Над холмами восточных берегов Босфора наконец проглянуло бледное солнце. Лучи его скользнули по крышам домов, на мгновение превратили серые воды в голубые.
— А дальше? Что с ними случилось дальше? Вам удалось отыскать здесь, в Стамбуле, какую-нибудь нить?
— Относительно Селии — никакой. Я обратилась за разрешением провести изыскания в архиве, но ответа пока не получила. Они требуют все новых и новых бумаг, рекомендательного письма от моей руководительницы и прочего. С архивами всегда такая история, они хотят, чтобы вы точно указали источник, с которым намерены работать. — Она вздохнула. — А исследователь как раз и должен поработать в архиве, чтобы узнать, какой именно источник ему понадобится.
— Типично византийское коварство. — Он бросил на нее понимающий, смеющийся взгляд. — Значит, пока ваша прекрасная соотечественница из шестнадцатого века остается для вас полной загадкой, не так ли?
— Пока да. Но у меня есть чувство, что… Не знаю, смогу ли его описать.
— Что же это за чувство?
— Ну, понимаете, чем больше я думаю о ней, тем сильнее становится моя уверенность в том, что ей удалось спастись, иначе просто не могло быть. — Элизабет заметила, что для убедительности прижимает к груди руки. — Ведь в противном случае кто бы мог описать ее историю?
— Разве это не могло произойти при каких-нибудь других обстоятельствах? — высказал предположение Мехмед. — Не находите ли вы, что вероятно и более простое объяснение? Вы склонны думать, что под ярмом рабства люди оставались до самой смерти, но, судя по тому, чему нас учили в школе, могу сказать, что в Османской империи рабов очень часто отпускали на волю, причем делали это по самым разным причинам.

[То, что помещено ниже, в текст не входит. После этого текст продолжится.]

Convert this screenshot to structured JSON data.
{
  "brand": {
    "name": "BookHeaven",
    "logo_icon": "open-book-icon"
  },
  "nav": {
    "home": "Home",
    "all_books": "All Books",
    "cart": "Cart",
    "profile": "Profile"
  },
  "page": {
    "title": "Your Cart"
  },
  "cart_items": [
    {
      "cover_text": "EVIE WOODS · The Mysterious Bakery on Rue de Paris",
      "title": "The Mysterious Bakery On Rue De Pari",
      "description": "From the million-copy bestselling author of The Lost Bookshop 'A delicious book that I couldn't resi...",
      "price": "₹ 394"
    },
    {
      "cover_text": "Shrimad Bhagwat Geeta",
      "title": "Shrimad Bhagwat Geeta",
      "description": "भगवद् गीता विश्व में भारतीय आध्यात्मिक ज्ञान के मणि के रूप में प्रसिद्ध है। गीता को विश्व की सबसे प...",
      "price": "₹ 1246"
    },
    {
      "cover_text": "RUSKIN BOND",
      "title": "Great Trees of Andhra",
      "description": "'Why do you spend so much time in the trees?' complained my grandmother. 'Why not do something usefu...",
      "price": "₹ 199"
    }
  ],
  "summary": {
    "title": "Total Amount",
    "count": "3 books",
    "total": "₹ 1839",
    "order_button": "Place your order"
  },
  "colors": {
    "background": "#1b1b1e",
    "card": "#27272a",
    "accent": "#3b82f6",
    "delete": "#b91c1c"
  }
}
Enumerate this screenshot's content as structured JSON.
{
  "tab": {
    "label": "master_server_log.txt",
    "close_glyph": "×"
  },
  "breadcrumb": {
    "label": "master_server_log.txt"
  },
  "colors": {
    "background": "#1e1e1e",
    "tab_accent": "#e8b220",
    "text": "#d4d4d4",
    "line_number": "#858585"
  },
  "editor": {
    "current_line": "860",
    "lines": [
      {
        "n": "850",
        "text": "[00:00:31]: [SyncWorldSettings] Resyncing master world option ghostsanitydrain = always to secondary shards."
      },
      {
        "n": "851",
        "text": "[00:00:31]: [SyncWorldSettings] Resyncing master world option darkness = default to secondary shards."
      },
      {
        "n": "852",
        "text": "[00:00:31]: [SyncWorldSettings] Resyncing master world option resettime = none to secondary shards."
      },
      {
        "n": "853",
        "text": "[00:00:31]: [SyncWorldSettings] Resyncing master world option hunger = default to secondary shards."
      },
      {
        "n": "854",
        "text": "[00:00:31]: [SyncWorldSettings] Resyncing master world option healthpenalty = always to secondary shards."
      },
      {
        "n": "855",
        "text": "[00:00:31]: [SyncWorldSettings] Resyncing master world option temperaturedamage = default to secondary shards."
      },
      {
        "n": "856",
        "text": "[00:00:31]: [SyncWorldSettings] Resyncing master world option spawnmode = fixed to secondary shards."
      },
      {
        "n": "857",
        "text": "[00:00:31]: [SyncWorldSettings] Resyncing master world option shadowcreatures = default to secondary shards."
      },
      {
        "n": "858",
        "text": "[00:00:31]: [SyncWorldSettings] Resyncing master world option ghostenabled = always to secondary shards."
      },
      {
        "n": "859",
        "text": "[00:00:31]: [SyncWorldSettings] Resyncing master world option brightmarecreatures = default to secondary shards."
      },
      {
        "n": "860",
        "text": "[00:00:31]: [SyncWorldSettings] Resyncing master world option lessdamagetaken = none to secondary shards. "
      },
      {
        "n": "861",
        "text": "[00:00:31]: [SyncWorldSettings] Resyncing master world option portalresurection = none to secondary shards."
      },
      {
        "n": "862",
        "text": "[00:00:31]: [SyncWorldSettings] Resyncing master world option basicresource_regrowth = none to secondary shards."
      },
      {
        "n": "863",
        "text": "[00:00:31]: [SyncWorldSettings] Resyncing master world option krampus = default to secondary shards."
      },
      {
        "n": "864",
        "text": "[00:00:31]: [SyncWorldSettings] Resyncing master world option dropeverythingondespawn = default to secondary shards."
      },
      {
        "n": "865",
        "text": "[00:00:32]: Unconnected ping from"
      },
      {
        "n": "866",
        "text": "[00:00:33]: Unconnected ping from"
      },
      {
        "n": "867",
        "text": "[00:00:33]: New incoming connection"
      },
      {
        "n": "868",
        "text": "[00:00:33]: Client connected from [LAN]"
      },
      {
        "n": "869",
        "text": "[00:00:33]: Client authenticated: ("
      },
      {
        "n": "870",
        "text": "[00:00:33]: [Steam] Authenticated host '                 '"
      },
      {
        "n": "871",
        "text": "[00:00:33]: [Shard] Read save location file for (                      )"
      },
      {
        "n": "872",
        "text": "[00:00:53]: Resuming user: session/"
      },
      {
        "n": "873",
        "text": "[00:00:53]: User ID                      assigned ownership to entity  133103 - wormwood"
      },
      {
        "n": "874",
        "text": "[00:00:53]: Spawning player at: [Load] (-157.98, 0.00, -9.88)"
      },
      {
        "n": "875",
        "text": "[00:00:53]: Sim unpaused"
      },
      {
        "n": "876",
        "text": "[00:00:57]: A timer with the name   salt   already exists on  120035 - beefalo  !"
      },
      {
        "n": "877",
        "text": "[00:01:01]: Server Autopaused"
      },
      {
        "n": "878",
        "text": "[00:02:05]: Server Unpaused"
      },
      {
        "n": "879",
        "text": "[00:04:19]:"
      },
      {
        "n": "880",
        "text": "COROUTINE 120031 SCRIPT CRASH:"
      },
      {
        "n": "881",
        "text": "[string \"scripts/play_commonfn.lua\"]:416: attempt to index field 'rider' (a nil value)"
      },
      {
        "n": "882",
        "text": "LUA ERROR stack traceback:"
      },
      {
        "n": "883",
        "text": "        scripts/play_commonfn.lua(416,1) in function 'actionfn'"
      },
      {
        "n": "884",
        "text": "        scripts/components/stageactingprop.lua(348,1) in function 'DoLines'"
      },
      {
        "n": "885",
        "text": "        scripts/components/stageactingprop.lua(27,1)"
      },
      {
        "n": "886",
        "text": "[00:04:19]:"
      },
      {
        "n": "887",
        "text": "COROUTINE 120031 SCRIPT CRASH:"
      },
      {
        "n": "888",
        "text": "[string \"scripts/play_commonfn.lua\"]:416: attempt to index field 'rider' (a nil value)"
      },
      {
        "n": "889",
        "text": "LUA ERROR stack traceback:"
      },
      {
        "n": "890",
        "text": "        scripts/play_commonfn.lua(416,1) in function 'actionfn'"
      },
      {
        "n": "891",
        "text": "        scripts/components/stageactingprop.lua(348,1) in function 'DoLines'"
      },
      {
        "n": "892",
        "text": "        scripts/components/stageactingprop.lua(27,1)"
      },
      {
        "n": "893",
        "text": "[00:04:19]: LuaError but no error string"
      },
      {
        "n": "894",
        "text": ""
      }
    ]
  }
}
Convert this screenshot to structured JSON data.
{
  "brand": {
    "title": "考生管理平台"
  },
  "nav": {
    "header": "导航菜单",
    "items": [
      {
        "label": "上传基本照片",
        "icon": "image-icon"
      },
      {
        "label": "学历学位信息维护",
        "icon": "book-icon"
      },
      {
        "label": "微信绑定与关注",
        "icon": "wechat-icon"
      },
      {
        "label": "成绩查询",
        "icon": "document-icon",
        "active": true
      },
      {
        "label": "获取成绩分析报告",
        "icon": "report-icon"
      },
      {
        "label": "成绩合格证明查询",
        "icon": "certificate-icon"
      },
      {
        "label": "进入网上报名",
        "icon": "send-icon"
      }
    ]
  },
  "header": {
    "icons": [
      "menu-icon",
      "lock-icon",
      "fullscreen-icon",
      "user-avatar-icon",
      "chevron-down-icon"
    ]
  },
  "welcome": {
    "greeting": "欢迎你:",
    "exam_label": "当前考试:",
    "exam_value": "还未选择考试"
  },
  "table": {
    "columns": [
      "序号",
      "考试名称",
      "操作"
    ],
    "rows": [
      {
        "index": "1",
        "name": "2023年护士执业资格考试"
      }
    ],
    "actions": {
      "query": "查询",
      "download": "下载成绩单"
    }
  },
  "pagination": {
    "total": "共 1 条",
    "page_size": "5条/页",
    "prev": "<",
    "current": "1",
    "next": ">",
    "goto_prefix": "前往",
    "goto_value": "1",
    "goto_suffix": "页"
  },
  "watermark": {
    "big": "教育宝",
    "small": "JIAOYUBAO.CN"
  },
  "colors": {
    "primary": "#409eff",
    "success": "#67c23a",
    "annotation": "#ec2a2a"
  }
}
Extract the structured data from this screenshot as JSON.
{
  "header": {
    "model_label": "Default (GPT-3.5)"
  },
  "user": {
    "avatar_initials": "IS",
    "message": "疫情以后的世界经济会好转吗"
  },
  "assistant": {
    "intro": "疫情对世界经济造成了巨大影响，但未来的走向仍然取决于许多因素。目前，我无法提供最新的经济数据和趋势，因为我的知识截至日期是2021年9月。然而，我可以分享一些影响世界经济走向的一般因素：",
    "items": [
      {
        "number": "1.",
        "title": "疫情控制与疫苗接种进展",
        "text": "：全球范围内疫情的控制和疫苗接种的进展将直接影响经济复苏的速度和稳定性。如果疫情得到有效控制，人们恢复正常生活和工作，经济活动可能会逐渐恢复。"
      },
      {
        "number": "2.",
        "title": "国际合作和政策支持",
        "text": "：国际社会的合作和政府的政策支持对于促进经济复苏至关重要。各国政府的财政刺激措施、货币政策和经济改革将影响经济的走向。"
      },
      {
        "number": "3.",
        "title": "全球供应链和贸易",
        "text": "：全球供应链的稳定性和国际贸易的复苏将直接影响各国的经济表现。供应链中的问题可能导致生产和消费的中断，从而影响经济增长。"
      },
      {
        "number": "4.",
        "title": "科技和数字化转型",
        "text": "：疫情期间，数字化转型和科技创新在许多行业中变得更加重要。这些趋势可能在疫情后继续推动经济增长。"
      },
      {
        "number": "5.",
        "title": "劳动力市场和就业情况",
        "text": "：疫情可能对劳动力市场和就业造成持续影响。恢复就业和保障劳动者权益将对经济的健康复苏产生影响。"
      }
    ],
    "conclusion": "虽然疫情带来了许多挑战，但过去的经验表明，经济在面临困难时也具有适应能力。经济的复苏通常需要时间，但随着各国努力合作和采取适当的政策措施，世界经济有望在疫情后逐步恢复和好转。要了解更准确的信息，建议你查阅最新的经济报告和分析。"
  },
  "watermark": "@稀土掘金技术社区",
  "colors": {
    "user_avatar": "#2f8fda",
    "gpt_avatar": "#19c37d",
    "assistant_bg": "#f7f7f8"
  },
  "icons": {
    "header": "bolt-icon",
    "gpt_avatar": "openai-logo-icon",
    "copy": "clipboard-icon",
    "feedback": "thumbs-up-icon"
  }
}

— Разве могли отпустить какую-либо женщину из сераля самого султана?
— Именно из сераля их чаще всего и отпускали. Если женщина за несколько лет пребывания в гареме так и не привлекла внимания повелителя, она получала приданое, и ее выдавали замуж за какого-нибудь высокопоставленного чиновника. Особенно часто это случалось с приближенными самой валиде. Такие поступки относились к числу ее благодеяний и сильно повышали авторитет повелительницы. К тому же, поскольку считалось, что женщины получают в гареме прекрасное воспитание, а их связи с обитателями дворца могли быть чрезвычайно полезны, честолюбивому чиновнику такой брак мог казаться очень желательным. Вполне возможно, что вашу Селию Лампри постигла та же участь.